Lizza Hendriks, MD, PhD, Prof
Dr Hendriks is the representative for thoracic oncology in the Maastricht UMC Comprehensive Cancer Center and chairs the Innovative Cancer Diagnostics Therapy group at the School for Oncology and Developmental Biology (GROW) at Maastricht University, where she is also appointed as full professor. She is heavily involved in clinical and translational research and is (local) principal investigator in several phase II and III clinical trials, focusing on (locally) advanced NSCLC and SCLC, targeted treatments and immunotherapies. Her main research interests are brain metastases and oligometastases.

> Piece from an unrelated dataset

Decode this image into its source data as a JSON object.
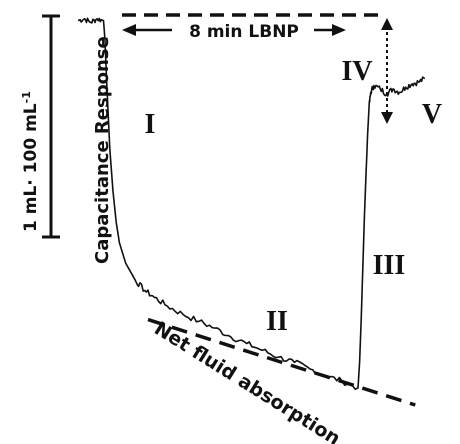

She is an active member of Dutch (NVALT, NRS), European (ESMO, EORTC, ETOP, ERS) and global societies (IASLC, ASCO), is chair of the NVALT studies foundation, vice-chair of the scientific committee of the Dutch Thoracic Group and secretary of the EORTC Lung Cancer Group.
Dr Hendriks was the lead author of the revised ESMO Clinical Practice Guidelines on metastatic NSCLC and author of the ESMO Clinical Practice Guideline on SCLC and non-metastatic NSCLC. She is member of the Dutch guideline committees on NSCLC, and former member for brain metastases and leptomeningeal metastases.

Benjamin Izar, MD, PhD
Dr. Benjamin Izar is the Vivian and Seymour Milstein Family Associate Professor at Columbia University Vagelos College of Physicians and Surgeons, Department of Medicine, Division of Hematology and Oncology and a member of the Tumor Biology and Microenvironment Program at the Herbert Irving Comprehensive Cancer Center.
Dr. Izar's clinical practice focuses on melanoma and cancer immunotherapy. In his lab, Dr. Izar studies interactions between cancer cells and cells of the tumor-microenvironment, and how these define metastatic niches, response and resistance to cancer immunotherapies. His lab develops and uses cutting-edge single-cell genomics and genome-editing tools to study patient tumors and models at unprecedented resolution. He is a physician-scientist with a particular focus on understanding metastasis to the brain and cancer immune evasion.
Dr. Izar received his MD/PhD at Justus Liebig University in Giessen, Germany, where he was graduated summa cum laude. He completed his internal medicine residency training at Massachusetts General Hospital and medical oncology training at Beth Israel Deaconess Medical Center, followed by his first faculty position at Dana-Farber Cancer Institute. He completed post-doctoral research training in cancer immunology at Dana-Farber Cancer Institute and the Broad Institute of MIT and Harvard.